I'm working on analyzing the sensitivity of two matrix expressions. I'd like to formally show that one is more sensitive to perturbations in a covariance matrix C than the other.
We are given: $$\Delta_{\mathbf{A}}=(V_1-WK_1)K_1^TP(K_1K_1^TP+I)^{-1}$$ $$\Delta_{\mathrm{M}}=(V_1-WK_1)K_1^T(K_1K_1^T+C)^{-1}$$ Where:$V_1\in R^{d_{1}\times 1}$, $W\in R^{d_{1}\times d_{0}}$, $K_1\in R^{d_{0}\times 1}$, $C\in R^{d_{0}\times d_{0}}$, $d_0=6400$, $d_1=1600$, I is the identity matrix. The matrix P is constructed from the SVD of C as follows:$\{U,\Lambda,(U)^T\}=\mathrm{SVD}\left(C\right)$, define $\hat{U}$ as the matrix whose columns are the eigenvectors $u_i\in U\mid$ such that the corresponding singular value is "close to zero", $P=\hat{U}(\hat{U})^T$.

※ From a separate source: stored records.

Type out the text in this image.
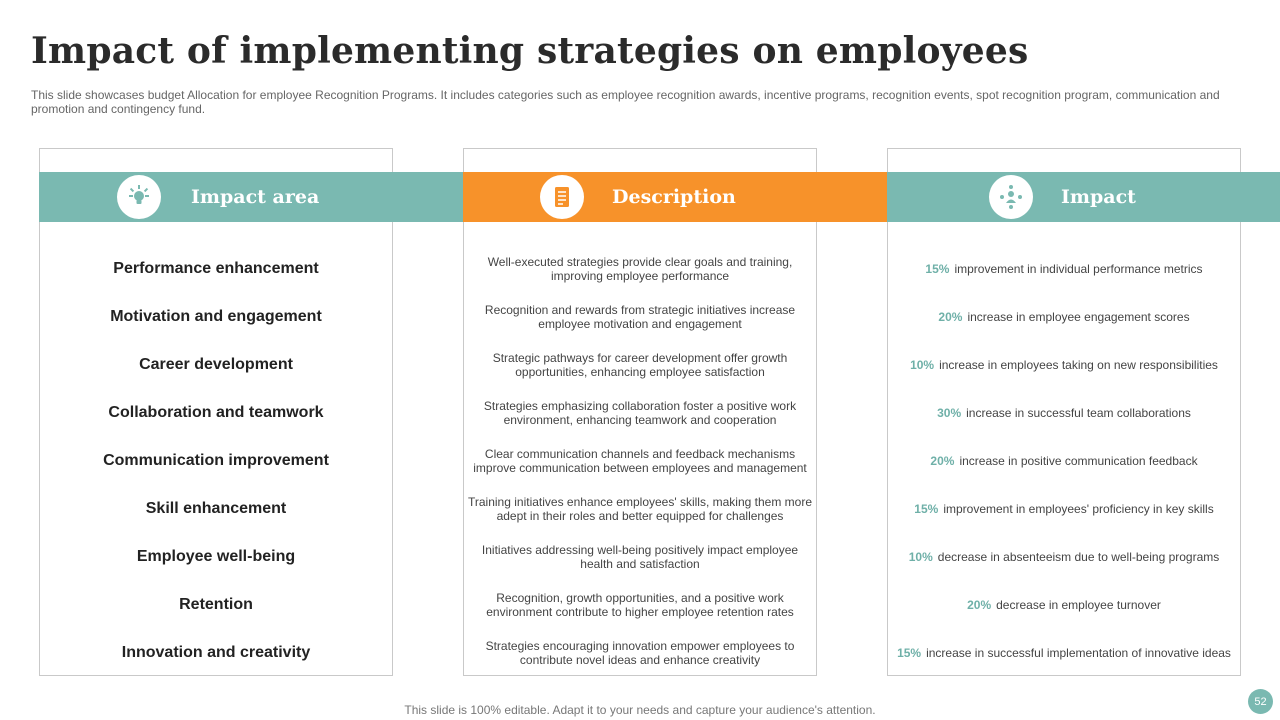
Impact of implementing strategies on employees

This slide showcases budget Allocation for employee Recognition Programs. It includes categories such as employee recognition awards, incentive programs, recognition events, spot recognition program, communication and promotion and contingency fund.

Impact area	Description	Impact
Performance enhancement
Motivation and engagement
Career development
Collaboration and teamwork
Communication improvement
Skill enhancement
Employee well-being
Retention
Innovation and creativity
Well-executed strategies provide clear goals and training, improving employee performance
Recognition and rewards from strategic initiatives increase employee motivation and engagement
Strategic pathways for career development offer growth opportunities, enhancing employee satisfaction
Strategies emphasizing collaboration foster a positive work environment, enhancing teamwork and cooperation
Clear communication channels and feedback mechanisms improve communication between employees and management
Training initiatives enhance employees' skills, making them more adept in their roles and better equipped for challenges
Initiatives addressing well-being positively impact employee health and satisfaction
Recognition, growth opportunities, and a positive work environment contribute to higher employee retention rates
Strategies encouraging innovation empower employees to contribute novel ideas and enhance creativity
15% improvement in individual performance metrics
20% increase in employee engagement scores
10% increase in employees taking on new responsibilities
30% increase in successful team collaborations
20% increase in positive communication feedback
15% improvement in employees' proficiency in key skills
10% decrease in absenteeism due to well-being programs
20% decrease in employee turnover
15% increase in successful implementation of innovative ideas
This slide is 100% editable. Adapt it to your needs and capture your audience's attention.
52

I want to rigorously show that $\Delta_{\mathbf{A}}$ is more sensitive to small changes in C than $\Delta_{\mathbf{M}}$.
My initial idea was to compute the derivatives $\frac{\partial\Delta_{\mathrm{A}}}{\partial C}$ and $\frac{\partial\Delta_{\mathrm{M}}}{\partial C}$ and compare their magnitudes (e.g., Frobenius norms). However, this fails because: The step: define $\hat{U}$ as the matrix whose columns are the eigenvectors $u_i\in U\mid$ such that the corresponding singular value is "close to zero" is a discontinuous set-valued map.
Is there a rigorous way to compare the sensitivity of $\Delta_{\mathbf{A}}$ and $\Delta_{\mathbf{M}}$ to perturbations in C. Any references or insights would be greatly appreciated!